DOSAGE AND ADMINISTRATION
Acute Treatment of Herpes Zoster
800 mg every 4 hours orally, 5 times daily for 7 to 10 days.
Genital Herpes
Treatment of Initial Genital Herpes
200 mg every 4 hours, 5 times daily for 10 days.
Chronic Suppressive Therapy for Recurrent Disease
400 mg 2 times daily for up to 12 months, followed by re-evaluation. Alternative regimens have included doses ranging from
200 mg 3 times daily to 200 mg 5 times daily.

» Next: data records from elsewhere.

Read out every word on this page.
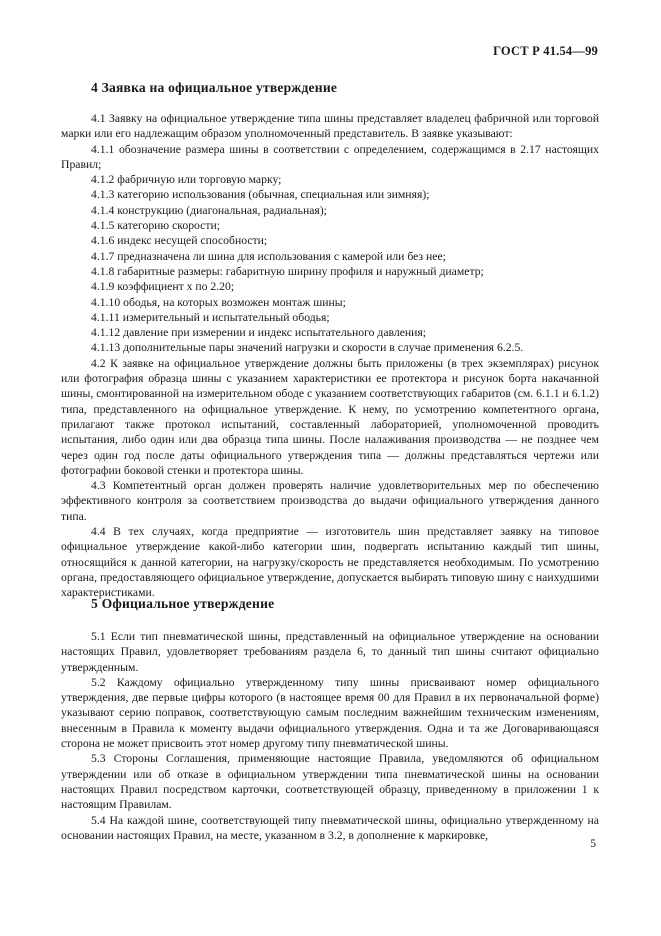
ГОСТ Р 41.54—99
4 Заявка на официальное утверждение

4.1 Заявку на официальное утверждение типа шины представляет владелец фабричной или торговой марки или его надлежащим образом уполномоченный представитель. В заявке указывают:

4.1.1 обозначение размера шины в соответствии с определением, содержащимся в 2.17 настоящих Правил;

4.1.2 фабричную или торговую марку;

4.1.3 категорию использования (обычная, специальная или зимняя);

4.1.4 конструкцию (диагональная, радиальная);

4.1.5 категорию скорости;

4.1.6 индекс несущей способности;

4.1.7 предназначена ли шина для использования с камерой или без нее;

4.1.8 габаритные размеры: габаритную ширину профиля и наружный диаметр;

4.1.9 коэффициент x по 2.20;

4.1.10 ободья, на которых возможен монтаж шины;

4.1.11 измерительный и испытательный ободья;

4.1.12 давление при измерении и индекс испытательного давления;

4.1.13 дополнительные пары значений нагрузки и скорости в случае применения 6.2.5.

4.2 К заявке на официальное утверждение должны быть приложены (в трех экземплярах) рисунок или фотография образца шины с указанием характеристики ее протектора и рисунок борта накачанной шины, смонтированной на измерительном ободе с указанием соответствующих габаритов (см. 6.1.1 и 6.1.2) типа, представленного на официальное утверждение. К нему, по усмотрению компетентного органа, прилагают также протокол испытаний, составленный лабораторией, уполномоченной проводить испытания, либо один или два образца типа шины. После налаживания производства — не позднее чем через один год после даты официального утверждения типа — должны представляться чертежи или фотографии боковой стенки и протектора шины.

4.3 Компетентный орган должен проверять наличие удовлетворительных мер по обеспечению эффективного контроля за соответствием производства до выдачи официального утверждения данного типа.

4.4 В тех случаях, когда предприятие — изготовитель шин представляет заявку на типовое официальное утверждение какой-либо категории шин, подвергать испытанию каждый тип шины, относящийся к данной категории, на нагрузку/скорость не представляется необходимым. По усмотрению органа, предоставляющего официальное утверждение, допускается выбирать типовую шину с наихудшими характеристиками.

5 Официальное утверждение

5.1 Если тип пневматической шины, представленный на официальное утверждение на основании настоящих Правил, удовлетворяет требованиям раздела 6, то данный тип шины считают официально утвержденным.

5.2 Каждому официально утвержденному типу шины присваивают номер официального утверждения, две первые цифры которого (в настоящее время 00 для Правил в их первоначальной форме) указывают серию поправок, соответствующую самым последним важнейшим техническим изменениям, внесенным в Правила к моменту выдачи официального утверждения. Одна и та же Договаривающаяся сторона не может присвоить этот номер другому типу пневматической шины.

5.3 Стороны Соглашения, применяющие настоящие Правила, уведомляются об официальном утверждении или об отказе в официальном утверждении типа пневматической шины на основании настоящих Правил посредством карточки, соответствующей образцу, приведенному в приложении 1 к настоящим Правилам.

5.4 На каждой шине, соответствующей типу пневматической шины, официально утвержденному на основании настоящих Правил, на месте, указанном в 3.2, в дополнение к маркировке,

5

The frequency and severity of episodes of untreated genital herpes may change over time. After 1 year of therapy, the frequency
and severity of the patient’s genital herpes infection should be re-evaluated to assess the need for continuation of therapy
with acyclovir.
Intermittent Therapy
200 mg every 4 hours, 5 times daily for 5 days. Therapy should be initiated at the earliest sign or symptom (prodrome) of
recurrence.
Treatment of Chickenpox
Children (2 years of age and older)
20 mg/kg per dose orally 4 times daily (80 mg/kg/day) for 5 days. Children over 40 kg should receive the adult dose for chickenpox.
Adults and Children over 40 kg
800 mg 4 times daily for 5 days.
Intravenous acyclovir is indicated for the treatment of varicella-zoster infections in immunocompromised patients.
When therapy is indicated, it should be initiated at the earliest sign or symptom of chickenpox. There is no information about
the efficacy of therapy initiated more than 24 hours after onset of signs and symptoms.
Patients with Acute or Chronic Renal Impairment
In patients with renal impairment, the dose of acyclovir capsules and tablets should be modified as shown in Table 3:
Table 3: Dosage Modification for Renal Impairment
Normal Dosage Regimen
Creatinine Clearance (mL/min/1.73 m2)
Adjusted Dosage Regimen
200 mg every 4 hours
> 10 0 to 10
200 200
every 4 hours, 5x daily every 12 hours
400 mg every 12 hours
> 10 0 to 10
400 200
every 12 hours every 12 hours
800 mg every 4 hours
> 25 10 to 25 0 to 10
800 800 800
every 4 hours, 5x daily every 8 hours every 12 hours
Hemodialysis
For patients who require hemodialysis, the mean plasma half-life of acyclovir during hemodialysis is approximately 5 hours.
This results in a 60% decrease in plasma concentrations following a 6 hour dialysis period. Therefore, the patient’s dosing
schedule should be adjusted so that an additional dose is administered after each dialysis.
Peritoneal Dialysis
No supplemental dose appears to be necessary after adjustment of the dosing interval.
Bioequivalence of Dosage Forms
Acyclovir suspension was shown to be bioequivalent to acyclovir capsules (n = 20) and 1 acyclovir 800 mg tablet was shown
to be bioequivalent to 4 acyclovir 200 mg capsules (n = 24).
HOW SUPPLIED
Acyclovir capsules USP are available containing 200 mg acyclovir. Each opaque blue cap and body size #1 hard gelatin capsule
is imprinted with black ink N 940 and 200 on opposing cap and body portion of the capsule.
They are supplied as follows:
NDC 0093-8940-01 Bottles of 100
NDC 0093-8940-05 Bottles of 500
Acyclovir tablets USP are available containing 400 mg acyclovir. Each blue colored, biconvex, capsule shaped, compressed unscored
tablet is debossed with N943 on one side and 400 on the other side.
They are supplied as follows:
NDC 0093-8943-01 Bottles of 100
NDC 0093-8943-05 Bottles of 500
Acyclovir tablets USP are available containing 800 mg acyclovir. Each white to off-white colored, biconvex, capsule shaped,
compressed unscored tablet is debossed with N947 on one side and 800 on the other side.
They are supplied as follows:
NDC 0093-8947-01 Bottles of 100
NDC 0093-8947-05 Bottles of 500
Store at 20° to 25°C (68° to 77°F) [See USP Controlled Room Temperature]. Protect from light and moisture.